Jmjd3は、マクロファージにおけるTLR誘導遺伝子であるため、まず、リポペプチド(Pam3CSK4; 活性化TLR2)、リポ多糖類(LPS; TLR4)、イミダゾキノリン類縁体(R-848; TLR7)及びCpGモチーフを有するオリゴヌクレオチド(CpG-DNA; TLR9)を含むTLR リガンドに対する、内在性及びチオグリコール酸誘発腹腔滲出細胞(PEC)のサイトカイン産生を調べた。TLRリガンドに応答してTNF 及びIL-6の産生は、野生型並びに内在性及びチオグリコール酸誘発腹腔滲出細胞(PEC)の間で変化しなかった(図4a及び図4b)。野生型及びJmjd3-/-キメラからペプトン処理によって誘発された腹腔滲出細胞(PEC)もまた、TLRリガンド刺激によってTNF 及びIL-6を同程度に産生した。図4a〜図4d中、「med」は、TLRリガンドを添加しなかったコントロールであり、「N.D.」は、サイトカインの産生が検出されなかったことを意味する。また、黒はWTであり、白はJmjd3-/-である。
【0086】
フローサイトメトリーで、内在性及びチオグリコール酸誘発腹腔滲出細胞(PEC)におけるCD11b+F4/80+Gr1-マクロファージの比率は、野生型及びJmjd3-/-キメラの間で変化がないことが明らかとなった(図4c)。常在(内在)性のマクロファージ、チオグリコール酸誘発マクロファージ及びペプトン誘発マクロファージの総数は、Jmjd3-/-キメラで変化がなかった(図4c)。
【0087】
そこで、リステリア菌(Listeria monocytogenes)感染への応答におけるM1マクロファージへの分化におけるJMJD3の役割を調べた。リステリア菌が腹腔内に接種された場合、血清中の炎症反応を促進するサイトカイン、TNF、IL-6、IFN-γ 及びIL-12p40の産生は、野生型及びJmjd3-/-キメラで同程度であった(図7(a)〜(d))。図7(a)〜(d)は、WT及びJmjd3-/- キメラにリステリア菌を感染させ、一定時間後血清中のTNF、IL-6、IFN-γ 及びIL-12p40 濃度を ELISAで決定した結果である。図7(a)は、TNF、図7(b)は、IFN-γ、図7(c)は、IL-6、図7(d)は、IL-12である。図7(a)〜図7(d)において、黒四角はWTであり、白丸はJmjd3-/-キメラである。
【0088】
F4/80+CD11b+Gr1+マクロファージ、F4/80intCD11b+Gr1high好中球並びにF4/80-CD11bintB220+ 及びF4/80-CD11b-B220+ B細胞が、リステリア菌感染マウスから調製された腹腔滲出細胞(PEC)内に観測された。腹腔に動員されたマクロファージの数は、野生型及びJmjd3-/-キメラで同程度であった(図5(a)〜(c)及び図6(a)〜(d))。図5は、刺激なし(図5(a))、チオグリコール酸(図5(b))又はリステリア菌(図5(c))で処理した3日後にWT及びJmjd3-/- キメラからPECを採取し、次いで細胞を抗-CD11b及び F4/80抗体で染色し、フローサイトメトリーで分析した結果を示す図である。図5(a)は、常在マクロファージ、図5(b)はチオグリコール酸誘導マクロファージ、図5(c)は、リステリア菌感染後24時間におけるマクロファージ、図5(d)は、リステリア菌感染後48時間におけるマクロファージである。

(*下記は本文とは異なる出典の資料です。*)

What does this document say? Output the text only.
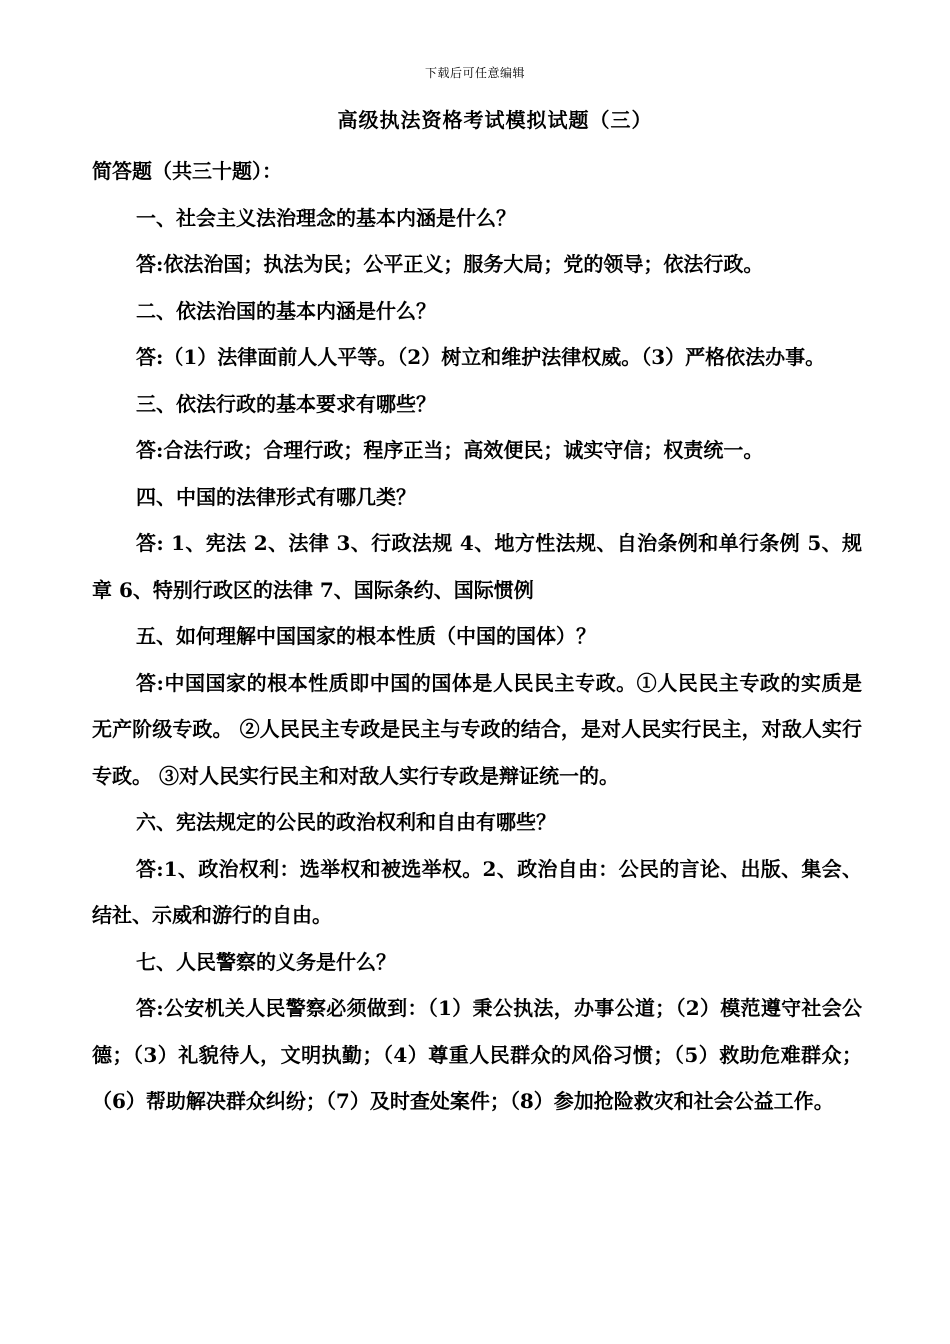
下载后可任意编辑
高级执法资格考试模拟试题（三）

简答题（共三十题）：

一、社会主义法治理念的基本内涵是什么？

答:依法治国；执法为民；公平正义；服务大局；党的领导；依法行政。

二、依法治国的基本内涵是什么？

答:（1）法律面前人人平等。（2）树立和维护法律权威。（3）严格依法办事。

三、依法行政的基本要求有哪些？

答:合法行政；合理行政；程序正当；高效便民；诚实守信；权责统一。

四、中国的法律形式有哪几类？

答: 1、宪法 2、法律 3、行政法规 4、地方性法规、自治条例和单行条例 5、规章 6、特别行政区的法律 7、国际条约、国际惯例

五、如何理解中国国家的根本性质（中国的国体）？

答:中国国家的根本性质即中国的国体是人民民主专政。①人民民主专政的实质是无产阶级专政。 ②人民民主专政是民主与专政的结合，是对人民实行民主，对敌人实行专政。 ③对人民实行民主和对敌人实行专政是辩证统一的。

六、宪法规定的公民的政治权利和自由有哪些？

答:1、政治权利：选举权和被选举权。2、政治自由：公民的言论、出版、集会、结社、示威和游行的自由。

七、人民警察的义务是什么？

答:公安机关人民警察必须做到：（1）秉公执法，办事公道；（2）模范遵守社会公德；（3）礼貌待人，文明执勤；（4）尊重人民群众的风俗习惯；（5）救助危难群众；（6）帮助解决群众纠纷；（7）及时查处案件；（8）参加抢险救灾和社会公益工作。
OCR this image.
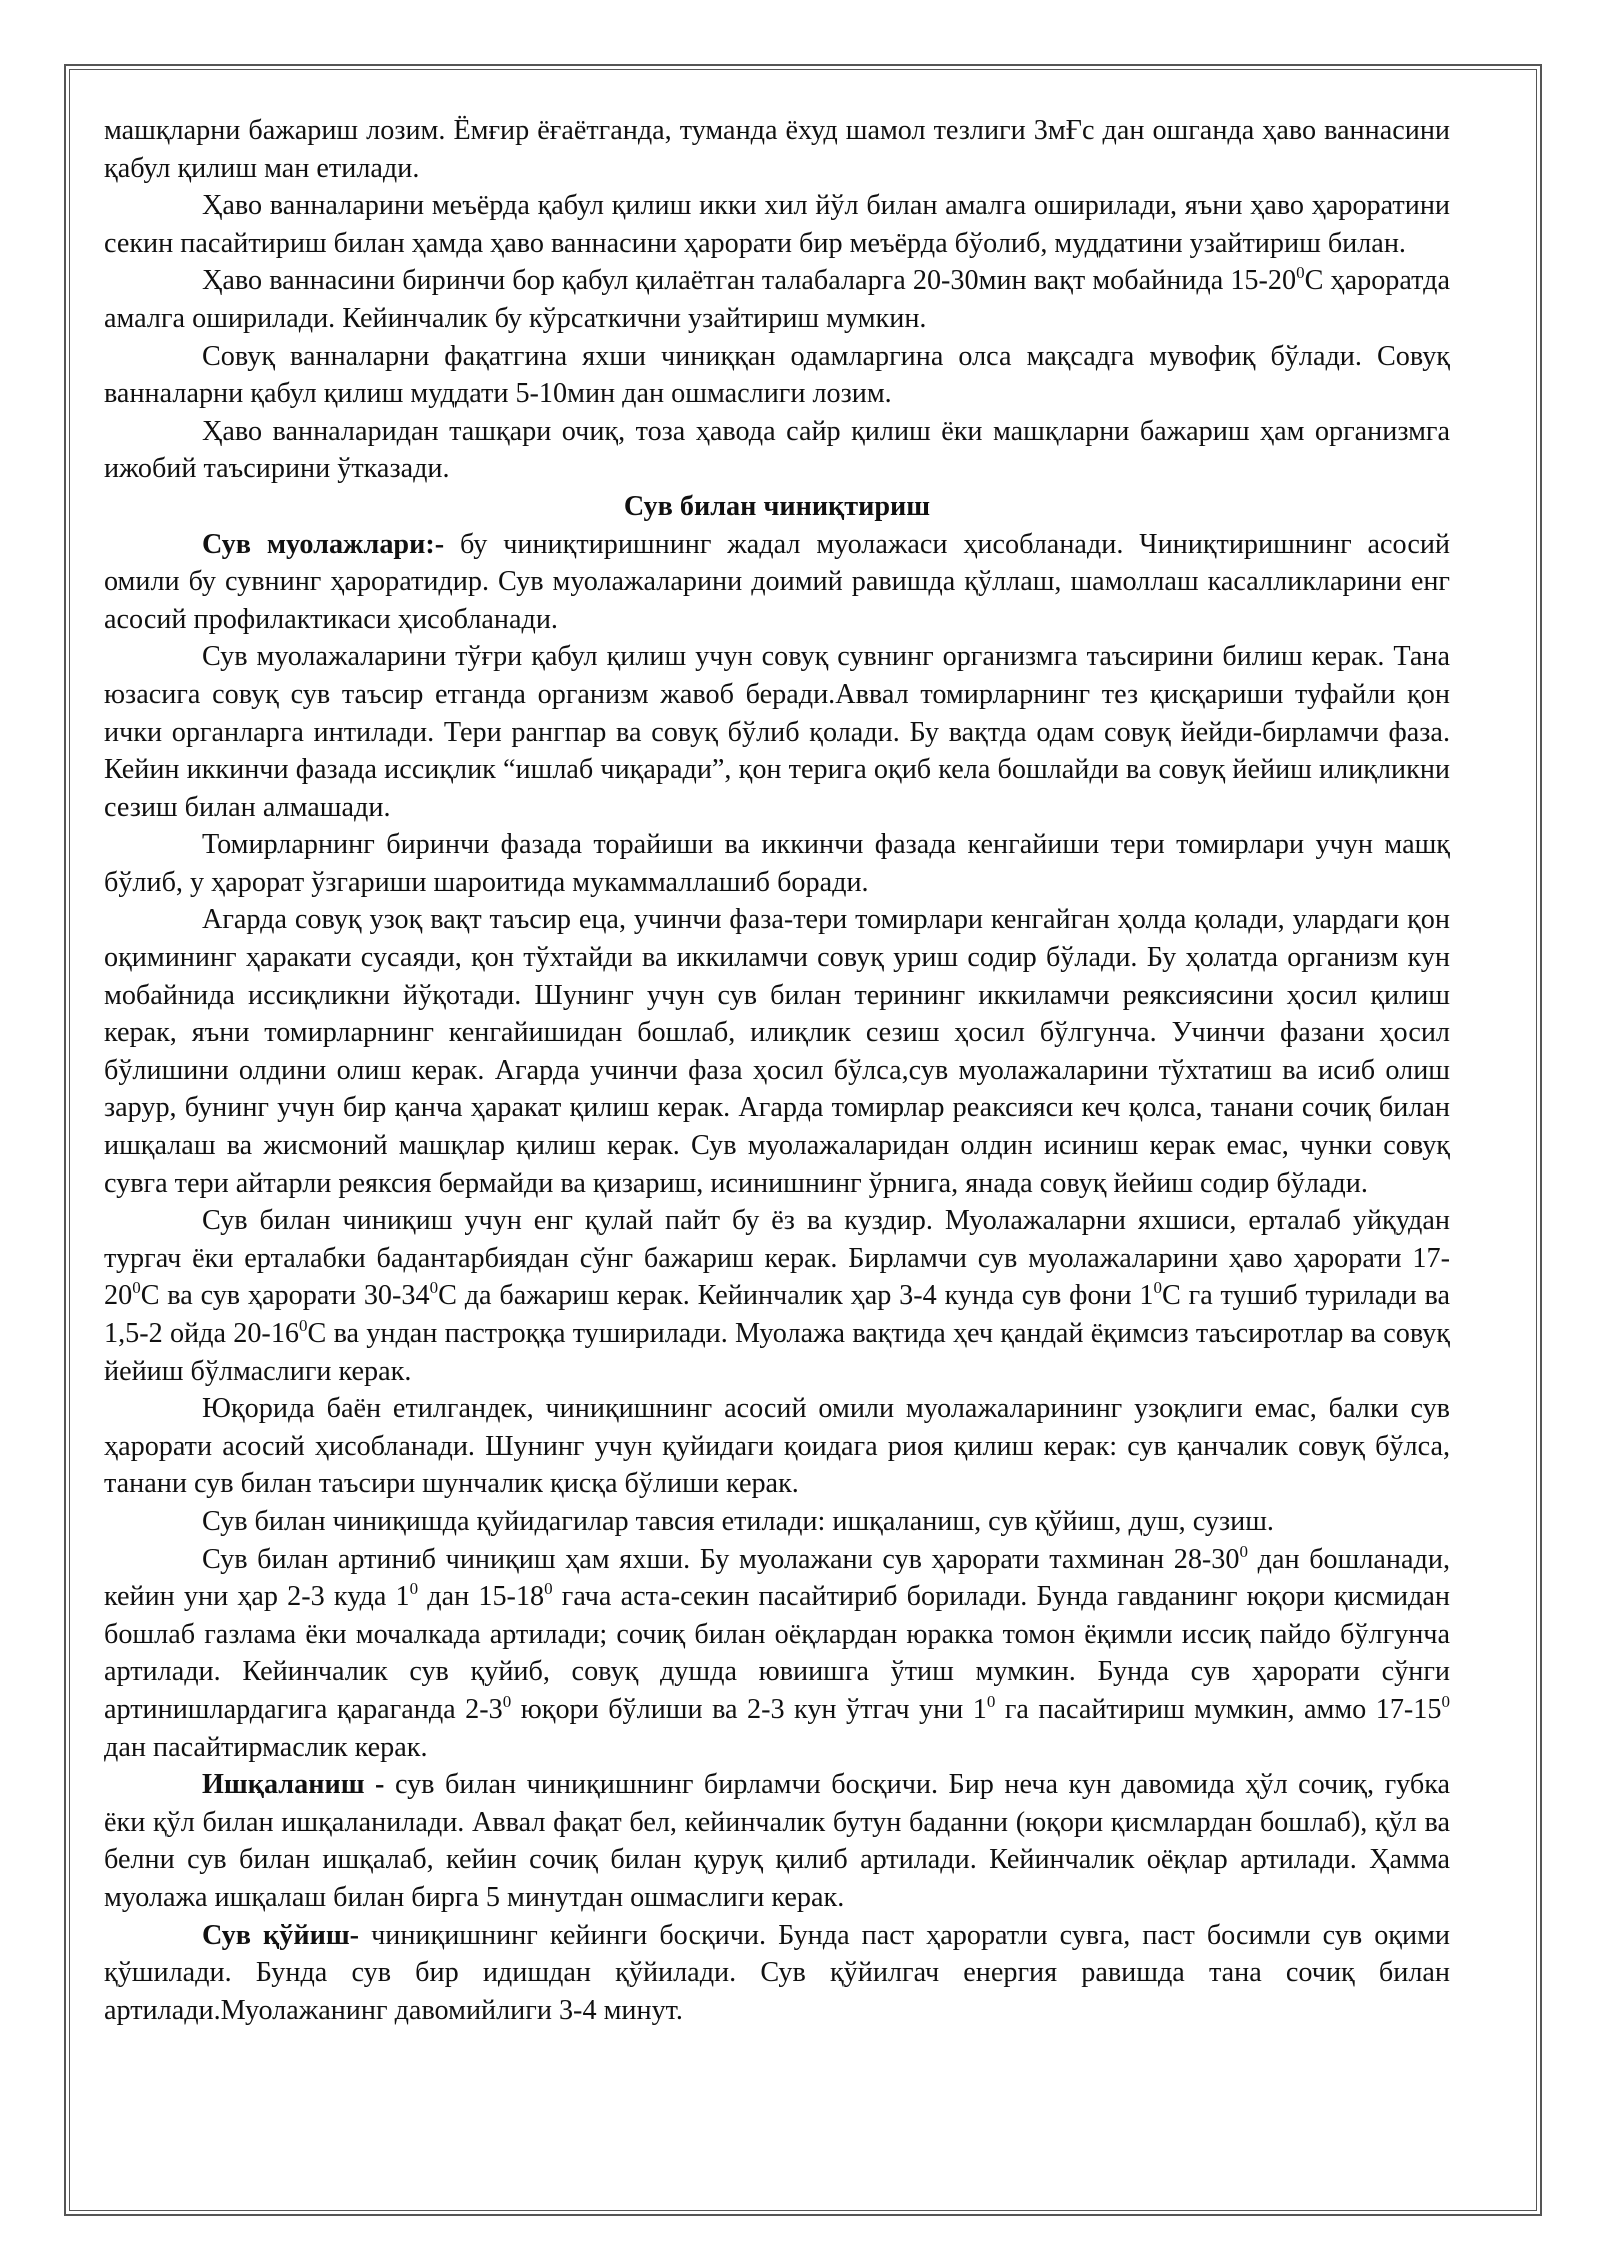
машқларни бажариш лозим. Ёмғир ёғаётганда, туманда ёхуд шамол тезлиги 3мҒс дан ошганда ҳаво ваннасини қабул қилиш ман етилади.

Ҳаво ванналарини меъёрда қабул қилиш икки хил йўл билан амалга оширилади, яъни ҳаво ҳароратини секин пасайтириш билан ҳамда ҳаво ваннасини ҳарорати бир меъёрда бўолиб, муддатини узайтириш билан.

Ҳаво ваннасини биринчи бор қабул қилаётган талабаларга 20-30мин вақт мобайнида $15-20^0С$ ҳароратда амалга оширилади. Кейинчалик бу кўрсаткични узайтириш мумкин.

Совуқ ванналарни фақатгина яхши чиниққан одамларгина олса мақсадга мувофиқ бўлади. Совуқ ванналарни қабул қилиш муддати 5-10мин дан ошмаслиги лозим.

Ҳаво ванналаридан ташқари очиқ, тоза ҳавода сайр қилиш ёки машқларни бажариш ҳам организмга ижобий таъсирини ўтказади.

Сув билан чиниқтириш

Сув муолажлари:- бу чиниқтиришнинг жадал муолажаси ҳисобланади. Чиниқтиришнинг асосий омили бу сувнинг ҳароратидир. Сув муолажаларини доимий равишда қўллаш, шамоллаш касалликларини енг асосий профилактикаси ҳисобланади.

Сув муолажаларини тўғри қабул қилиш учун совуқ сувнинг организмга таъсирини билиш керак. Тана юзасига совуқ сув таъсир етганда организм жавоб беради.Аввал томирларнинг тез қисқариши туфайли қон ички органларга интилади. Тери рангпар ва совуқ бўлиб қолади. Бу вақтда одам совуқ йейди-бирламчи фаза. Кейин иккинчи фазада иссиқлик “ишлаб чиқаради”, қон терига оқиб кела бошлайди ва совуқ йейиш илиқликни сезиш билан алмашади.

Томирларнинг биринчи фазада торайиши ва иккинчи фазада кенгайиши тери томирлари учун машқ бўлиб, у ҳарорат ўзгариши шароитида мукаммаллашиб боради.

Агарда совуқ узоқ вақт таъсир еца, учинчи фаза-тери томирлари кенгайган ҳолда қолади, улардаги қон оқимининг ҳаракати сусаяди, қон тўхтайди ва иккиламчи совуқ уриш содир бўлади. Бу ҳолатда организм кун мобайнида иссиқликни йўқотади. Шунинг учун сув билан терининг иккиламчи реяксиясини ҳосил қилиш керак, яъни томирларнинг кенгайишидан бошлаб, илиқлик сезиш ҳосил бўлгунча. Учинчи фазани ҳосил бўлишини олдини олиш керак. Агарда учинчи фаза ҳосил бўлса,сув муолажаларини тўхтатиш ва исиб олиш зарур, бунинг учун бир қанча ҳаракат қилиш керак. Агарда томирлар реаксияси кеч қолса, танани сочиқ билан ишқалаш ва жисмоний машқлар қилиш керак. Сув муолажаларидан олдин исиниш керак емас, чунки совуқ сувга тери айтарли реяксия бермайди ва қизариш, исинишнинг ўрнига, янада совуқ йейиш содир бўлади.

Сув билан чиниқиш учун енг қулай пайт бу ёз ва куздир. Муолажаларни яхшиси, ерталаб уйқудан тургач ёки ерталабки бадантарбиядан сўнг бажариш керак. Бирламчи сув муолажаларини ҳаво ҳарорати $17-20^0С$ ва сув ҳарорати $30-34^0С$ да бажариш керак. Кейинчалик ҳар 3-4 кунда сув фони $1^0С$ га тушиб турилади ва 1,5-2 ойда $20-16^0С$ ва ундан пастроққа туширилади. Муолажа вақтида ҳеч қандай ёқимсиз таъсиротлар ва совуқ йейиш бўлмаслиги керак.

Юқорида баён етилгандек, чиниқишнинг асосий омили муолажаларининг узоқлиги емас, балки сув ҳарорати асосий ҳисобланади. Шунинг учун қуйидаги қоидага риоя қилиш керак: сув қанчалик совуқ бўлса, танани сув билан таъсири шунчалик қисқа бўлиши керак.

Сув билан чиниқишда қуйидагилар тавсия етилади: ишқаланиш, сув қўйиш, душ, сузиш.

Сув билан артиниб чиниқиш ҳам яхши. Бу муолажани сув ҳарорати тахминан $28-30^0$ дан бошланади, кейин уни ҳар 2-3 куда $1^0$ дан $15-18^0$ гача аста-секин пасайтириб борилади. Бунда гавданинг юқори қисмидан бошлаб газлама ёки мочалкада артилади; сочиқ билан оёқлардан юракка томон ёқимли иссиқ пайдо бўлгунча артилади. Кейинчалик сув қуйиб, совуқ душда ювиишга ўтиш мумкин. Бунда сув ҳарорати сўнги артинишлардагига қараганда $2-3^0$ юқори бўлиши ва 2-3 кун ўтгач уни $1^0$ га пасайтириш мумкин, аммо $17-15^0$ дан пасайтирмаслик керак.

Ишқаланиш - сув билан чиниқишнинг бирламчи босқичи. Бир неча кун давомида ҳўл сочиқ, губка ёки қўл билан ишқаланилади. Аввал фақат бел, кейинчалик бутун баданни (юқори қисмлардан бошлаб), қўл ва белни сув билан ишқалаб, кейин сочиқ билан қуруқ қилиб артилади. Кейинчалик оёқлар артилади. Ҳамма муолажа ишқалаш билан бирга 5 минутдан ошмаслиги керак.

Сув қўйиш- чиниқишнинг кейинги босқичи. Бунда паст ҳароратли сувга, паст босимли сув оқими қўшилади. Бунда сув бир идишдан қўйилади. Сув қўйилгач енергия равишда тана сочиқ билан артилади.Муолажанинг давомийлиги 3-4 минут.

図6(a)〜(d)は、刺激なし(図6(a))、チオグリコール酸(図6(b))又はリステリア菌(図6(c)及び6(d))で処理した3日にWT及びJmjd3-/- キメラから採取されたPEC 中のF4/80+CD11b+ マクロファージ の数を調べた結果を示す図である。図6(a)は、常在マクロファージであり、図6(b)は、チオグリコール酸誘導マクロファージであり、図6(c)は、リステリア菌感染24時間後のマクロファージ、図6(d)は、リステリア菌感染48時間後のマクロファージである。
【0089】
さらに、腹腔滲出細胞(PEC)内でTNF、IL6、IL12p40及びiNOS(誘導性NOシンターゼ)遺伝子をコードしている遺伝子の発現は、同等に亢進されていた(図8(a)〜(d))。図8(a)〜(d)は、リステリア菌を感染させたマウスのPECにおけるTnf、Il6、Il12b及びNos2の発現を調べた結果をQ-PCR 分析で調べた結果を示す図である。図8(a)は、TNF、図8(b)は、iNOS、図8(c)は、IL-6、図8(d)は、IL-12p40である。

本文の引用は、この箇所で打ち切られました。